Long and Winding Road
The stylish, valiant Ghost of a Chance chronicled Duchin’s efforts to make sense of himself and his singular life, equal parts privilege and pain. (More about this in a minute.) The bleaker Face the Music, which might just as well be called “Face My Mortality,” is, in part, an un-self-pitying account of Duchin’s health crises: a year after the stroke, he had a seizure, went into convulsions, and was put in a medically induced coma to prevent brain damage. Last year, he contracted the coronavirus and spent four months in the hospital, on a ventilator for 47 days.
But move through the procession of medical horrors, push past the dopey subheads and the filler—potted commentary about the meaning of glamour, speculation about the precise definition of society, and remembrances of swell parties and deb balls past—and a more compelling story emerges: Duchin’s efforts—the clock is ticking down; if not now, when?—to solve the puzzle that was his parents.
There was the mother he never knew, Marjorie Oelrichs, a New York socialite with Newport roots who died six days after giving birth to him in a shambolic but very fashionable private hospital above the soignée Colony Restaurant. (It was touch and go for Duchin himself; one of his lungs collapsed right after he was born, and he spent his first year of life in an oxygen tent.)
And there was the father he barely knew, cocktail Casanova Eddy Duchin, the dashing pianist and bandleader, son of Jewish immigrants, who went on tour promptly after turning over the care of his sickly newborn to family friends W. Averell Harriman, the chairman of the Union Pacific Railroad and future governor of New York, and Ave’s wife, Marie. Thereafter, until his death from leukemia in 1951 at the age of 41, Eddy made only cameo appearances in his son’s life.
Aside from panegyrics about Oelrichs from Cecil Beaton’s diary (“For all her integrity, loyalty, courage and sensibility, she was the best American girl I have known”), a few newspaper clippings, some photos, and scattered reminiscences from family members, Duchin did not have much to go on. When he happened on a rare-documents Web site selling a postcard from Oelrichs to her close friend the writer Anita Loos, he bought it for $240 and took it to a graphologist for a handwriting analysis. The verdict: Marjorie “projects a strong seductive vitality, exuberance and love of life.”

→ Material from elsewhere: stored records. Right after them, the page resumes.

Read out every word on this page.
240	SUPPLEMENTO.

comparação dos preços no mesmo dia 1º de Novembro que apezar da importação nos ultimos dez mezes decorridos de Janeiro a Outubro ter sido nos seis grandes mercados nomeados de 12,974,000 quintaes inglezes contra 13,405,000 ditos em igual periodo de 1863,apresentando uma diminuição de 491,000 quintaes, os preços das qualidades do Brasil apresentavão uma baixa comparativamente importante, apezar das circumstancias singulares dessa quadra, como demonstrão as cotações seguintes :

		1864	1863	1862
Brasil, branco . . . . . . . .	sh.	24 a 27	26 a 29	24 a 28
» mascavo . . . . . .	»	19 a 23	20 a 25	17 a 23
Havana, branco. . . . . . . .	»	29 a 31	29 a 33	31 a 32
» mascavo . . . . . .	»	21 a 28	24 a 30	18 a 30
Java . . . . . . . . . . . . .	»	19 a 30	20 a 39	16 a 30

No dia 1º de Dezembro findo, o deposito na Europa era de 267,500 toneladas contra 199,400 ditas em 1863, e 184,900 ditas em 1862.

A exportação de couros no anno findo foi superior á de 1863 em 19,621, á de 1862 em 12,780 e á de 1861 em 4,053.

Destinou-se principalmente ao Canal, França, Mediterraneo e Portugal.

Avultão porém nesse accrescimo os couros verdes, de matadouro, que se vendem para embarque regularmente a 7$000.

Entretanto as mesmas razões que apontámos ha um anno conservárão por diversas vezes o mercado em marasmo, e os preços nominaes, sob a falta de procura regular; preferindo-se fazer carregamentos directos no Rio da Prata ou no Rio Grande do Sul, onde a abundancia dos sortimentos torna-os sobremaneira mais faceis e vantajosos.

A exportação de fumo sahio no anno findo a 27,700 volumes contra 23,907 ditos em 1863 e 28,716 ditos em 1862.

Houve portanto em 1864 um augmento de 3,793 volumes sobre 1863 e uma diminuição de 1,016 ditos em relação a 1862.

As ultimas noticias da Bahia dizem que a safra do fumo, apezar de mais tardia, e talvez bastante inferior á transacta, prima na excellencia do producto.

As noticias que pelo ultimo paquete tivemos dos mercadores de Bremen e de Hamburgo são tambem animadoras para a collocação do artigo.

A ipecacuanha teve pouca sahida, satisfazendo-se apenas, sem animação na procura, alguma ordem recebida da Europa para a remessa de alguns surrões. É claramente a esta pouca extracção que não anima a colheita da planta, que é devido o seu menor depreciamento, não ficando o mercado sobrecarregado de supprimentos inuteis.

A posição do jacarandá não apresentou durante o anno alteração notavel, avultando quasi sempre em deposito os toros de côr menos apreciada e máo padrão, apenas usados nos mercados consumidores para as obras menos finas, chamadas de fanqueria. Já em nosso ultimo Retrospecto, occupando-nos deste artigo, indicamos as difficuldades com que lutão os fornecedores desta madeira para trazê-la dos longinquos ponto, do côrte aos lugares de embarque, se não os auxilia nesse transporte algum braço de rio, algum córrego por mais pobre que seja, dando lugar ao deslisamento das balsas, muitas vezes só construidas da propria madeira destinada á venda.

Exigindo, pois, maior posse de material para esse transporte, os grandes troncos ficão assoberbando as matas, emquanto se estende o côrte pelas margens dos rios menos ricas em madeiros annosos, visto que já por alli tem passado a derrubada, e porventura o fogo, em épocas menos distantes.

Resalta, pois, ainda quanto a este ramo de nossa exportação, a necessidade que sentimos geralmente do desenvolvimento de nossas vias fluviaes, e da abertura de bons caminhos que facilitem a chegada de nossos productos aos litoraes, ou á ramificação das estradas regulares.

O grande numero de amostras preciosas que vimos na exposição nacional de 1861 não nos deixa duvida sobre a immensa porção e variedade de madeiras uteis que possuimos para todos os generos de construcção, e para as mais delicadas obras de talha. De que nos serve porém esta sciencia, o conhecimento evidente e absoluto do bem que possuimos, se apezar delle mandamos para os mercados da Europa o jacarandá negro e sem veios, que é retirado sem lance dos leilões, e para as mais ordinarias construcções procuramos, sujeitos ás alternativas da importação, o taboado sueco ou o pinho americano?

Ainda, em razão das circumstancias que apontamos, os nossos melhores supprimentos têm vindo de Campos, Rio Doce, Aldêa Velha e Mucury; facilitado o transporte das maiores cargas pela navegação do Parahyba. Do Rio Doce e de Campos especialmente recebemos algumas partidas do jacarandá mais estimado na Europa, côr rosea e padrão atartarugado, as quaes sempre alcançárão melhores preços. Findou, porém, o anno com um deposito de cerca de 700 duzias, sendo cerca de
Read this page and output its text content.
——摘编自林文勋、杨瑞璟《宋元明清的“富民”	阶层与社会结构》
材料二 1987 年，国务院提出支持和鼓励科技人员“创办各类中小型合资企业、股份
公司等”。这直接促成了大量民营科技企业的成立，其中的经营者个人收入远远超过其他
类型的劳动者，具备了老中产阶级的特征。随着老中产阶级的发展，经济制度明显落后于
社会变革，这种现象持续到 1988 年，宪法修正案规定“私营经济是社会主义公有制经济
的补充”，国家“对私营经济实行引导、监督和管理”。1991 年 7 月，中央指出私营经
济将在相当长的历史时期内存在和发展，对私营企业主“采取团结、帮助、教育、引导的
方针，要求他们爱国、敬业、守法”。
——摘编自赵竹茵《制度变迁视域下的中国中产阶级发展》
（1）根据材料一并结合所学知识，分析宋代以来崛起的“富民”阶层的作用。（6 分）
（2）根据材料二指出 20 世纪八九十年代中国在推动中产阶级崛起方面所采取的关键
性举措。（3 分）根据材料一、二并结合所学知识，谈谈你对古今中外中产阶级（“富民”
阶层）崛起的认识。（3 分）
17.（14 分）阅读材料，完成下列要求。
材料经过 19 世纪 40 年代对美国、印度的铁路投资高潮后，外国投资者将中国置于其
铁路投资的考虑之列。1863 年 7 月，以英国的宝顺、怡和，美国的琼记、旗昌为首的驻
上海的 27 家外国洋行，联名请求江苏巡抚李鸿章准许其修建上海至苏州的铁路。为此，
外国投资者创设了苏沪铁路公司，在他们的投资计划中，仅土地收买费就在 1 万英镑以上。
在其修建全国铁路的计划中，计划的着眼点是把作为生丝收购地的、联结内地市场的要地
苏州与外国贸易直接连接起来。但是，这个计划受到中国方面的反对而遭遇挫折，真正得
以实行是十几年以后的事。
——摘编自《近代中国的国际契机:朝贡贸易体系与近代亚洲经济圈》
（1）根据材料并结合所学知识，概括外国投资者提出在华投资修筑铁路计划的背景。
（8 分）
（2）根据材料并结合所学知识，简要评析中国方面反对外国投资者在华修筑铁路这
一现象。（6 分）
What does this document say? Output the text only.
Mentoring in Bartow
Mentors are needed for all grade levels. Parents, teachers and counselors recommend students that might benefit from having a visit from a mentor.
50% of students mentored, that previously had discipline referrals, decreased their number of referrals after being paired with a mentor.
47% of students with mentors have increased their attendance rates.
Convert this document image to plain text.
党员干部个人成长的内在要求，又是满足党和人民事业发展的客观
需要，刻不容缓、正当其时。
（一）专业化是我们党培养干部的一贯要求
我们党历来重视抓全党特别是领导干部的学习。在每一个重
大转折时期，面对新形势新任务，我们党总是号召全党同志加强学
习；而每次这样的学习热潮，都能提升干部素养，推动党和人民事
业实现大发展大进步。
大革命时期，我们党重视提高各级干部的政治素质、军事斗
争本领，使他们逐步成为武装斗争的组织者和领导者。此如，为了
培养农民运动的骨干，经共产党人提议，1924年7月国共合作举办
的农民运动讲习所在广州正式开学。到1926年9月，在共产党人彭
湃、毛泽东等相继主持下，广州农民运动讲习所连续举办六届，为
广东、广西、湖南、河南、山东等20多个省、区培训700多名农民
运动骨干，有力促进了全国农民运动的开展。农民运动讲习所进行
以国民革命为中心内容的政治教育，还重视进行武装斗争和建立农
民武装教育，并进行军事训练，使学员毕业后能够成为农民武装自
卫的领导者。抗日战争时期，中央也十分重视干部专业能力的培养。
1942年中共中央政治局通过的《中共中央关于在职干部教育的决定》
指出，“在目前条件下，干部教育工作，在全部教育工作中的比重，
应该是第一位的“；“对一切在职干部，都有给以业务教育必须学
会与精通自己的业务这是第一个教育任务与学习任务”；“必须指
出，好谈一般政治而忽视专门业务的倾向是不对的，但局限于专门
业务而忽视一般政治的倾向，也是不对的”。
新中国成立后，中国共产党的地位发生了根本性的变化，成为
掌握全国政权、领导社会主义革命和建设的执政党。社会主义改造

Eddy doesn’t come off nearly as well. He was “very self-absorbed, unpredictable, quick-tempered, inappreciative, always concerned about expenses,” recalled Duchin’s childhood nursemaid. But, she added, “he could be thoughtful and charming when he wanted to be.” (A good bit of this biographical detail appeared in Ghost of a Chance. Perhaps we should think of this as an encore.)
Would his parents have stayed together if they had lived, Duchin wonders. And what of his own bifurcated life as both hired hand and friend to the great and near great? (Jack and Jackie Kennedy, Ari Onassis, Walter Cronkite, Audrey Hepburn, Mary Martin, Truman Capote, and Bobby Short all come in for mention.) How would that have changed?
This much is certain: Duchin is a survivor. “I’m a firm believer,” he writes, “that, except in extreme situations, the job is to move on, take responsibility for oneself and get over it.”
In other words, don’t just face the music, people. Dance.